Loki’nin çalışma şeklinin oluşturduğu bir diğer güzel sonuç, loglar taglere göre chunklara bölünerek kayıt edildiği için farklı müşterilerinizin loglarının, verilerinin birbirlerinden izole şekilde saklanması garanti altına alınmış olur.
Kafalarda oluşan muhtemel sorulardan birisi, ben taglemediğim bir bilgi üzerinden text search yapamayacak mıyım? Cevap, evet yapabilirsiniz. Farkı şu, yüzlerce mikroservisinizin logunun olduğu geniş bir kapsamda aramak yerine uygulamanızın adı(tag) ve zaman aralığını da belirttiğiniz daha dar bir scopeda yine logunuz(field) üzerinde arama yapabileceksiniz.
Loki okuma veya yazma yoğun bir sisteminizin ihtiyaçlarına göre ölçekleyebileceğiniz bir mimari ile geliyor.

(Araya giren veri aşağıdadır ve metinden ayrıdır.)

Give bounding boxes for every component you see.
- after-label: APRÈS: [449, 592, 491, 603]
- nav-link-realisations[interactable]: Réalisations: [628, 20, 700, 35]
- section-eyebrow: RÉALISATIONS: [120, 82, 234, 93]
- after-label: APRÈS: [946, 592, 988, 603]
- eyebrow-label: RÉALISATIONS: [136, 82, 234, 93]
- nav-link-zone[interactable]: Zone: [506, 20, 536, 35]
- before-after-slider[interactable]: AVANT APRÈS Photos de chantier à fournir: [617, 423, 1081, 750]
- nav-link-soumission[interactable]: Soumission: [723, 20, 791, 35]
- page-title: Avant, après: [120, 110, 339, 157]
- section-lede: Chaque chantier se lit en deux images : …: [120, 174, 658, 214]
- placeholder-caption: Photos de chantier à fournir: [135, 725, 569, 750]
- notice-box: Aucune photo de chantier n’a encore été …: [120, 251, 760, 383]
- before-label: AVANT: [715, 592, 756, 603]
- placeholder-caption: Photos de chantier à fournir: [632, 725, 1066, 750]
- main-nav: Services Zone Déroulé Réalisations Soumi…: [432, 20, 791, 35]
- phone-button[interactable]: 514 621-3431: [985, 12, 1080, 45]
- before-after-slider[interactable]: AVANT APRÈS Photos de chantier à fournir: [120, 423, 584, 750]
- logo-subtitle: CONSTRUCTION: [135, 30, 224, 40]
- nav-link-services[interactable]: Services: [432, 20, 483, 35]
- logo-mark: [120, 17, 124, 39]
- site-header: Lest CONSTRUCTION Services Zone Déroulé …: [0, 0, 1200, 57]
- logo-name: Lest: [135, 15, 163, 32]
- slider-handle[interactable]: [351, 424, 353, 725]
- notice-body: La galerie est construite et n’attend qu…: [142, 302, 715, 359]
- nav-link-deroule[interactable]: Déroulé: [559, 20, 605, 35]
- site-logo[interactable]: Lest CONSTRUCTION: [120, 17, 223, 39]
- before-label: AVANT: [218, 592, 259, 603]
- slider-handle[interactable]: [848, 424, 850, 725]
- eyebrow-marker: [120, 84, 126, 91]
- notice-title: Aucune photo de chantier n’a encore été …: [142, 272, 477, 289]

Sonraki yazıda bu mimariye daha derinlemesine gireceğiz ancak verinin tutulduğu adresler için Consistent Hash Ring kullandığı için veriye erişimimiz de bir hayli hızlı. Hatta sonraki yazıya spoiler olsun, ortalama 100GB lık bir log yığınının içerisinde 100mb lık text search barındıran bir logun collectionı 70-80 ms civarında toparlanabiliyor, ki bunun içerisinde verinin decompress edilmesi de mevcut.
Bu yazının içerisinde vereceğim son bilgi de tabii ki şaşırtmayacağı üzere Grafana ile birlikte kullanılabildiği ve aynı PromQL gibi kendisine ait bir sorgulama dili LogQL ile birlikte sorgulamaların yapılabildiği bilgisi.
Bir sonraki yazıda Loki’nin derinlemesine mimarisi ve Kubernetes üzerinde container loglarının FluentBit veya Fluentd ile collect edilip Loki’ye beslenmesi ve Grafana ile bu loglara erişimi ve en son olarak da performans testi metriklerinin incelemesini yapacağız.